Insights into Heart Development and Congenital Disorders
Beyond A-fib, the study also revealed that long-lived immune cells help regulate heart rhythm and development. This insight sheds light on the origins of congenital heart defects, the most common birth defects worldwide.
To further enhance realism, the researchers developed a method to age the organoids, exposing them to inflammation similar to what occurs in adult hearts. This allowed the team to model inflammation-driven arrhythmias with even greater accuracy.
More Realistic Models Through Immune Integration
By incorporating immune cells, the heart organoids now better reflect real human physiology. “We’re finally seeing how the heart’s own immune system contributes to both health and disease,” Aguirre said. “This gives us an unprecedented view of how inflammation drives arrhythmias—and how we might stop it.”
Transforming Future Research and Treatment
As reported by medicalxpress, the lack of physiologically accurate human heart models has long hindered arrhythmia research. With this innovation, MSU scientists believe they can end the 30-year stagnation in A-fib therapy development.

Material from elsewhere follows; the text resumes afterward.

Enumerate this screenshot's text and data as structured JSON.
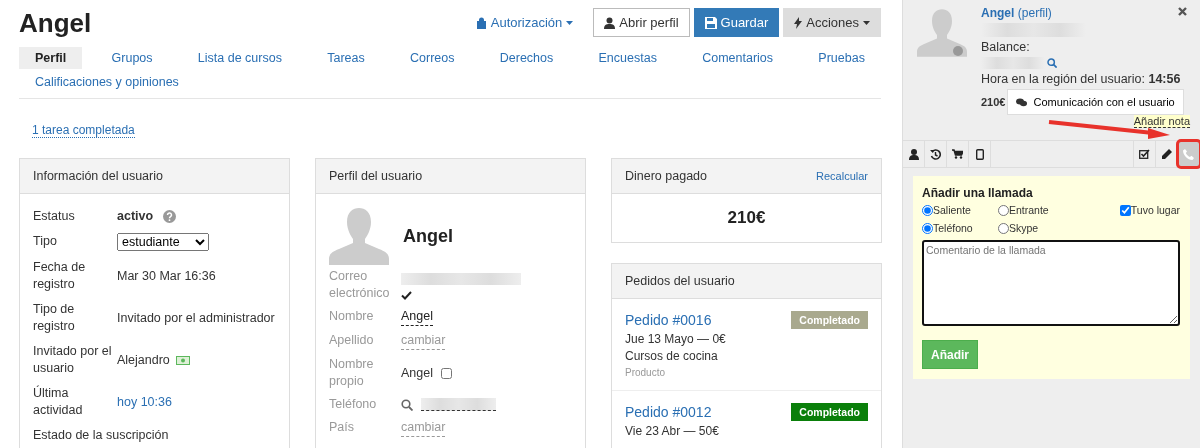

The technology aligns closely with the National Institutes of Health’s New Approach Methodologies (NAMs) initiative, which aims to modernize translational research and improve the predictive power of preclinical testing.
Collaborations and the Road Ahead
MSU researchers are already collaborating with pharmaceutical and biotechnology companies to screen drug candidates for both safety and anti-arrhythmic potential. Through multiple high-impact publications, Aguirre’s team has positioned MSU as a global leader in human heart organoid research.
Looking ahead, the team envisions creating personalized heart models from patient-derived cells for precision medicine and, eventually, generating transplant-ready heart tissue.
“Our goal is to transform how we study, treat, and ultimately prevent heart disease,” Aguirre said.
The study also involved key contributions from researchers at MSU, Corewell Health, and Washington University, underscoring the collaborative nature of this landmark achievement.